The engine has seen some enhancements, such as the previously mentioned shadows, and there are times when the player can effectively change instances without seeing a loading screen. In the Death Knight areas, players will raise hell and then report back to Arthas, only to return to find that the battle had progressed and now the remaining villagers all litter the fields as dead bodies. This isn't a cycle that repeats itself over and over, but is triggered by your individual actions as a player and basically shows that each stage of your progression in the Death Knight starting area is its own instance. Not only does it make the quest line more believable, but it makes one wonder if similar technology could be used to omit loading screens in other areas to make the entire world a seamless experience.

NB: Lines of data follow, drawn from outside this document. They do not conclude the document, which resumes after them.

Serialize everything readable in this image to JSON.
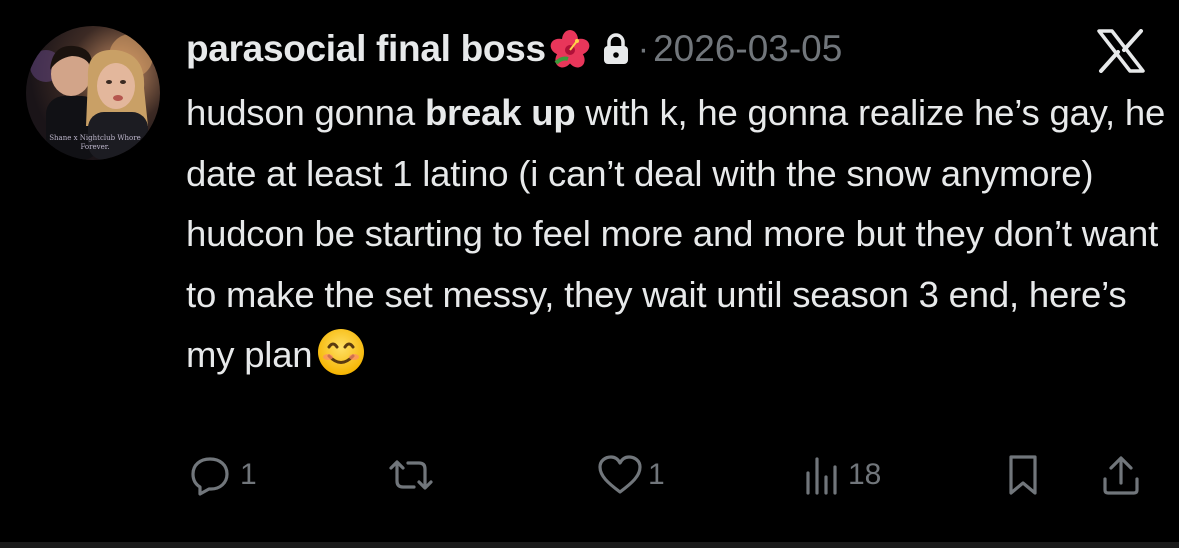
{
  "tweet": {
    "display_name": "parasocial final boss",
    "name_emoji": "hibiscus-emoji",
    "protected_icon": "lock-icon",
    "separator": "·",
    "date": "2026-03-05",
    "platform_icon": "x-logo-icon",
    "avatar_caption_line1": "Shane x Nightclub Whore",
    "avatar_caption_line2": "Forever.",
    "text_part1": "hudson gonna ",
    "text_bold": "break up",
    "text_part2": " with k, he gonna realize he’s gay, he date at least 1 latino (i can’t deal with the snow anymore) hudcon be starting to feel more and more but they don’t want to make the set messy, they wait until season 3 end, here’s my plan",
    "text_emoji": "smiling-face-emoji"
  },
  "actions": {
    "reply_icon": "reply-icon",
    "reply_count": "1",
    "retweet_icon": "retweet-icon",
    "like_icon": "heart-icon",
    "like_count": "1",
    "views_icon": "views-icon",
    "views_count": "18",
    "bookmark_icon": "bookmark-icon",
    "share_icon": "share-icon"
  },
  "colors": {
    "background": "#000000",
    "primary_text": "#e7e9ea",
    "secondary_text": "#71767b"
  }
}
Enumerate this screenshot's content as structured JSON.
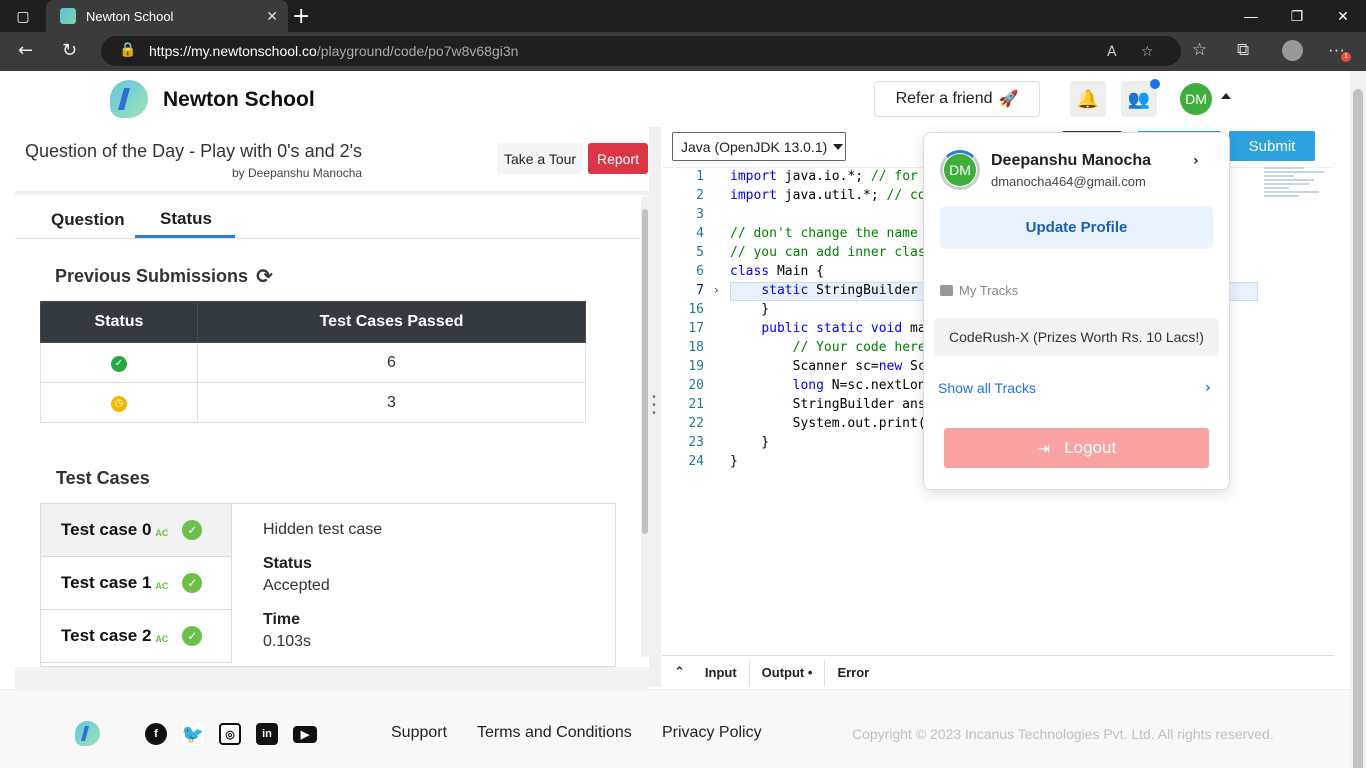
{
  "browser": {
    "tab_title": "Newton School",
    "url_host": "https://my.newtonschool.co",
    "url_path": "/playground/code/po7w8v68gi3n",
    "more_badge": "1"
  },
  "header": {
    "brand": "Newton School",
    "refer_label": "Refer a friend",
    "refer_emoji": "🚀",
    "avatar_initials": "DM"
  },
  "question": {
    "title": "Question of the Day - Play with 0's and 2's",
    "author": "by Deepanshu Manocha",
    "tour_label": "Take a Tour",
    "report_label": "Report"
  },
  "tabs": {
    "question": "Question",
    "status": "Status"
  },
  "submissions": {
    "heading": "Previous Submissions",
    "columns": [
      "Status",
      "Test Cases Passed"
    ],
    "rows": [
      {
        "status": "accepted",
        "passed": "6"
      },
      {
        "status": "pending",
        "passed": "3"
      }
    ]
  },
  "test_cases": {
    "heading": "Test Cases",
    "items": [
      {
        "label": "Test case 0",
        "tag": "AC"
      },
      {
        "label": "Test case 1",
        "tag": "AC"
      },
      {
        "label": "Test case 2",
        "tag": "AC"
      }
    ],
    "detail": {
      "title": "Hidden test case",
      "status_label": "Status",
      "status_value": "Accepted",
      "time_label": "Time",
      "time_value": "0.103s"
    }
  },
  "editor": {
    "language": "Java (OpenJDK 13.0.1)",
    "submit_label": "Submit",
    "line_numbers": [
      "1",
      "2",
      "3",
      "4",
      "5",
      "6",
      "7",
      "16",
      "17",
      "18",
      "19",
      "20",
      "21",
      "22",
      "23",
      "24"
    ]
  },
  "console_tabs": {
    "input": "Input",
    "output": "Output •",
    "error": "Error"
  },
  "profile_menu": {
    "name": "Deepanshu Manocha",
    "email": "dmanocha464@gmail.com",
    "update_label": "Update Profile",
    "tracks_label": "My Tracks",
    "track_item": "CodeRush-X (Prizes Worth Rs. 10 Lacs!)",
    "show_tracks": "Show all Tracks",
    "logout_label": "Logout"
  },
  "footer": {
    "links": [
      "Support",
      "Terms and Conditions",
      "Privacy Policy"
    ],
    "copyright": "Copyright © 2023 Incanus Technologies Pvt. Ltd. All rights reserved.",
    "social_icons": [
      "facebook-icon",
      "twitter-icon",
      "instagram-icon",
      "linkedin-icon",
      "youtube-icon"
    ]
  },
  "colors": {
    "accent_blue": "#2ca2e0",
    "report_red": "#dc3545",
    "success_green": "#28a745",
    "pending_yellow": "#f5b800",
    "logout_pink": "#f9a2a2"
  }
}
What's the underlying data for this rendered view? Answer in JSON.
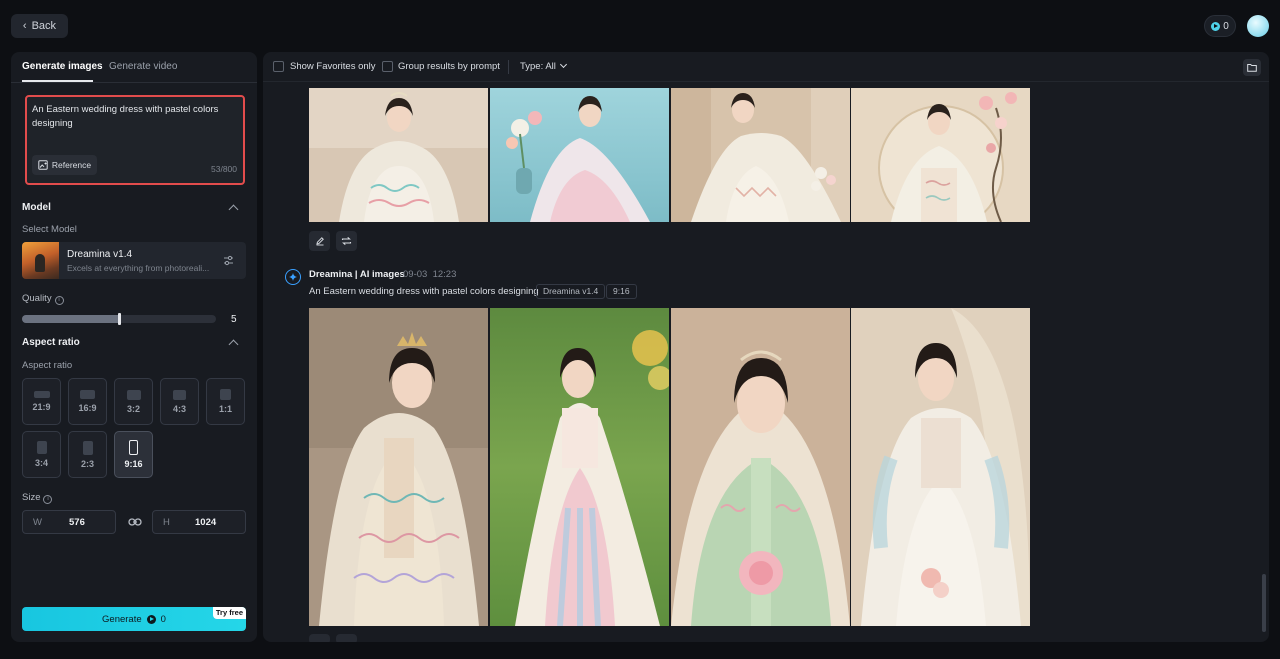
{
  "header": {
    "back_label": "Back",
    "credits": "0"
  },
  "left_panel": {
    "tabs": [
      {
        "label": "Generate images",
        "active": true
      },
      {
        "label": "Generate video",
        "active": false
      }
    ],
    "prompt": {
      "text": "An Eastern wedding dress with pastel colors designing",
      "reference_label": "Reference",
      "counter": "53/800"
    },
    "model": {
      "section_title": "Model",
      "select_label": "Select Model",
      "name": "Dreamina v1.4",
      "description": "Excels at everything from photoreali..."
    },
    "quality": {
      "label": "Quality",
      "value": "5",
      "fill_fraction": 0.5
    },
    "aspect_ratio": {
      "section_title": "Aspect ratio",
      "sub_label": "Aspect ratio",
      "options": [
        "21:9",
        "16:9",
        "3:2",
        "4:3",
        "1:1",
        "3:4",
        "2:3",
        "9:16"
      ],
      "selected": "9:16"
    },
    "size": {
      "label": "Size",
      "width_label": "W",
      "width": "576",
      "height_label": "H",
      "height": "1024"
    },
    "generate": {
      "label": "Generate",
      "cost": "0",
      "badge": "Try free"
    }
  },
  "toolbar": {
    "favorites_label": "Show Favorites only",
    "group_label": "Group results by prompt",
    "type_label": "Type: All"
  },
  "results": {
    "second_generation": {
      "title": "Dreamina | AI images",
      "date": "09-03",
      "time": "12:23",
      "prompt": "An Eastern wedding dress with pastel colors designing",
      "model_tag": "Dreamina v1.4",
      "ratio_tag": "9:16"
    }
  },
  "colors": {
    "accent": "#25d6e8",
    "highlight_border": "#e24c4c",
    "panel_bg": "#181b21",
    "page_bg": "#0d0f13"
  }
}
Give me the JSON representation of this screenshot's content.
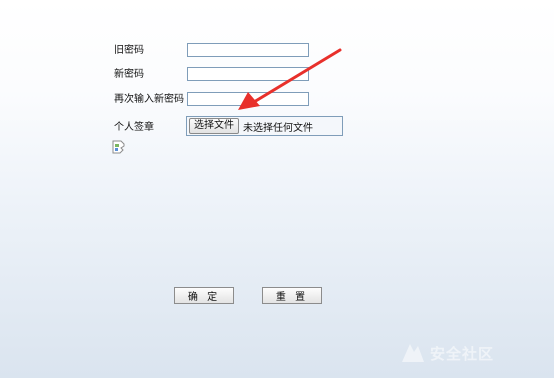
{
  "form": {
    "old_password": {
      "label": "旧密码",
      "value": ""
    },
    "new_password": {
      "label": "新密码",
      "value": ""
    },
    "confirm_password": {
      "label": "再次输入新密码",
      "value": ""
    },
    "signature": {
      "label": "个人签章",
      "button_label": "选择文件",
      "status_text": "未选择任何文件"
    },
    "broken_image_icon": "broken-image-icon",
    "submit_label": "确 定",
    "reset_label": "重 置"
  },
  "annotation": {
    "arrow_color": "#e8302b"
  },
  "watermark": {
    "text": "安全社区"
  }
}
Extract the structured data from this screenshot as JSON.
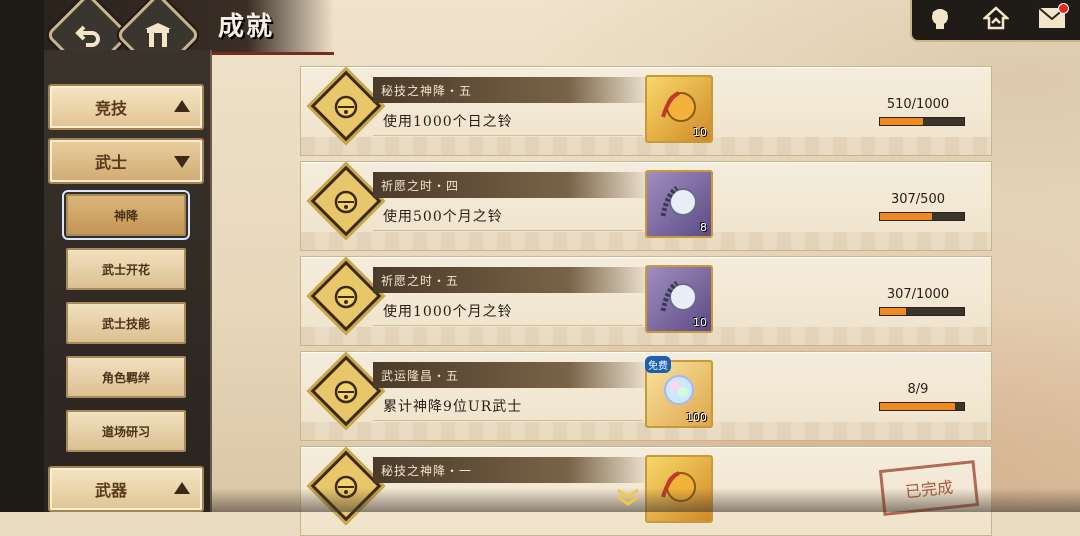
{
  "header": {
    "title": "成就"
  },
  "sidebar": {
    "categories": [
      {
        "label": "竞技",
        "state": "collapsed"
      },
      {
        "label": "武士",
        "state": "expanded"
      },
      {
        "label": "武器",
        "state": "collapsed"
      }
    ],
    "subitems": [
      {
        "label": "神降",
        "active": true
      },
      {
        "label": "武士开花",
        "active": false
      },
      {
        "label": "武士技能",
        "active": false
      },
      {
        "label": "角色羁绊",
        "active": false
      },
      {
        "label": "道场研习",
        "active": false
      }
    ]
  },
  "achievements": [
    {
      "name": "秘技之神降・五",
      "desc": "使用1000个日之铃",
      "item_count": "10",
      "item_icon": "sun-bell-icon",
      "progress_text": "510/1000",
      "progress": 0.51
    },
    {
      "name": "祈愿之时・四",
      "desc": "使用500个月之铃",
      "item_count": "8",
      "item_icon": "moon-bell-icon",
      "progress_text": "307/500",
      "progress": 0.614
    },
    {
      "name": "祈愿之时・五",
      "desc": "使用1000个月之铃",
      "item_count": "10",
      "item_icon": "moon-bell-icon",
      "progress_text": "307/1000",
      "progress": 0.307
    },
    {
      "name": "武运隆昌・五",
      "desc": "累计神降9位UR武士",
      "item_count": "100",
      "item_icon": "crystal-icon",
      "item_tag": "免费",
      "progress_text": "8/9",
      "progress": 0.889
    },
    {
      "name": "秘技之神降・一",
      "desc": "",
      "item_count": "",
      "item_icon": "sun-bell-icon",
      "stamp": "已完成"
    }
  ],
  "colors": {
    "progress_fill": "#ef8a1c",
    "accent_red": "#7a2b1f"
  }
}
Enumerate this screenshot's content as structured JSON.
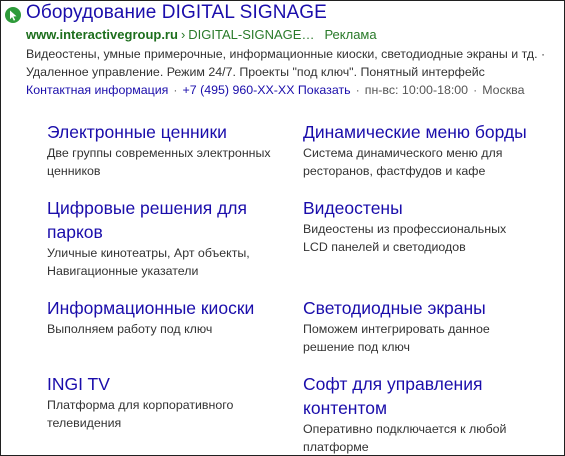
{
  "ad": {
    "favicon": "arrow-cursor-icon",
    "title": "Оборудование DIGITAL SIGNAGE",
    "domain": "www.interactivegroup.ru",
    "breadcrumb_sep": "›",
    "path": "DIGITAL-SIGNAGE…",
    "ad_label": "Реклама",
    "description": "Видеостены, умные примерочные, информационные киоски, светодиодные экраны и тд. · Удаленное управление. Режим 24/7. Проекты \"под ключ\". Понятный интерфейс",
    "contacts": {
      "contact_info": "Контактная информация",
      "phone": "+7 (495) 960-XX-XX",
      "show": "Показать",
      "hours": "пн-вс: 10:00-18:00",
      "city": "Москва"
    }
  },
  "sitelinks": [
    {
      "title": "Электронные ценники",
      "desc": "Две группы современных электронных ценников"
    },
    {
      "title": "Динамические меню борды",
      "desc": "Система динамического меню для ресторанов, фастфудов и кафе"
    },
    {
      "title": "Цифровые решения для парков",
      "desc": "Уличные кинотеатры, Арт объекты, Навигационные указатели"
    },
    {
      "title": "Видеостены",
      "desc": "Видеостены из профессиональных LCD панелей и светодиодов"
    },
    {
      "title": "Информационные киоски",
      "desc": "Выполняем работу под ключ"
    },
    {
      "title": "Светодиодные экраны",
      "desc": "Поможем интегрировать данное решение под ключ"
    },
    {
      "title": "INGI TV",
      "desc": "Платформа для корпоративного телевидения"
    },
    {
      "title": "Софт для управления контентом",
      "desc": "Оперативно подключается к любой платформе"
    }
  ],
  "colors": {
    "link": "#1a0dab",
    "url_green": "#2a7a2a",
    "text": "#333333",
    "favicon_bg": "#2e9b3a"
  }
}
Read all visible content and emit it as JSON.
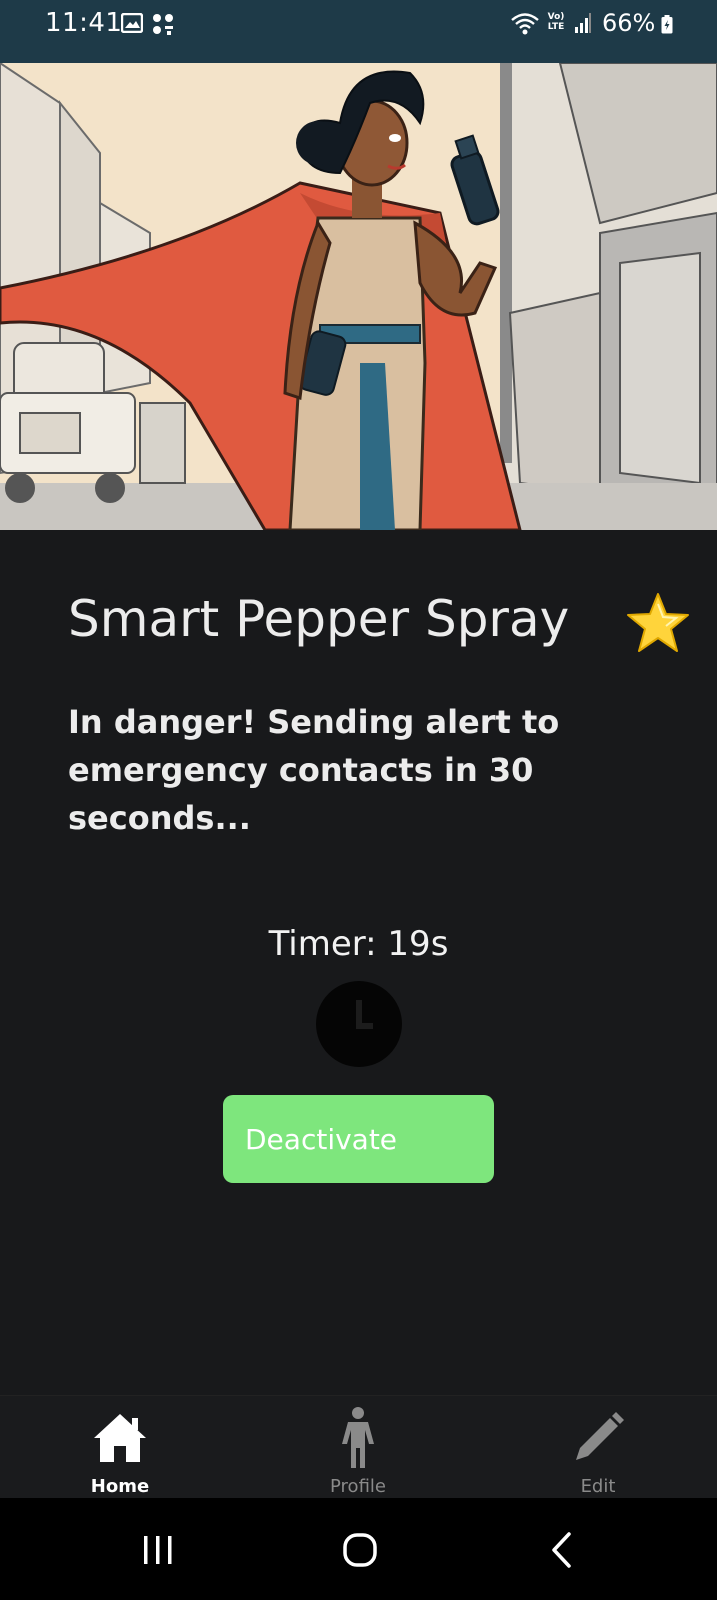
{
  "status_bar": {
    "time": "11:41",
    "network_line1": "Vo)",
    "network_line2": "LTE",
    "battery": "66%"
  },
  "hero": {
    "icon": "superhero-woman-illustration"
  },
  "main": {
    "title": "Smart Pepper Spray",
    "title_icon": "star-icon",
    "alert_message": "In danger! Sending alert to emergency contacts in 30 seconds...",
    "timer_text": "Timer: 19s",
    "timer_icon": "clock-icon",
    "deactivate_label": "Deactivate"
  },
  "bottom_nav": {
    "items": [
      {
        "label": "Home",
        "icon": "home-icon",
        "active": true
      },
      {
        "label": "Profile",
        "icon": "person-icon",
        "active": false
      },
      {
        "label": "Edit",
        "icon": "pencil-icon",
        "active": false
      }
    ]
  },
  "colors": {
    "status_bar": "#1e3a48",
    "background": "#18191b",
    "button": "#7ee67d",
    "nav_active": "#ffffff",
    "nav_inactive": "#8a8a8a"
  }
}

Essentially, World of Warcraft: Wrath of the Lich King is more of the same; Blizzard hasn't deviated from its formula of delivering high-quality content with each expansion alongside a slew of new features and changes to continue spicing things up. Blizzard has a handle on the cosmetic changes, from the updated graphics engine to the ability to change haircuts, but it's the bigger changes that really showcase their expertise, from the glyphs, the inclusion of the Northrend continent, and the introduction of the Death Knight class. Players have a lot of content to look forward to come November 13th, far beyond what Blizzard has already introduced into the wild.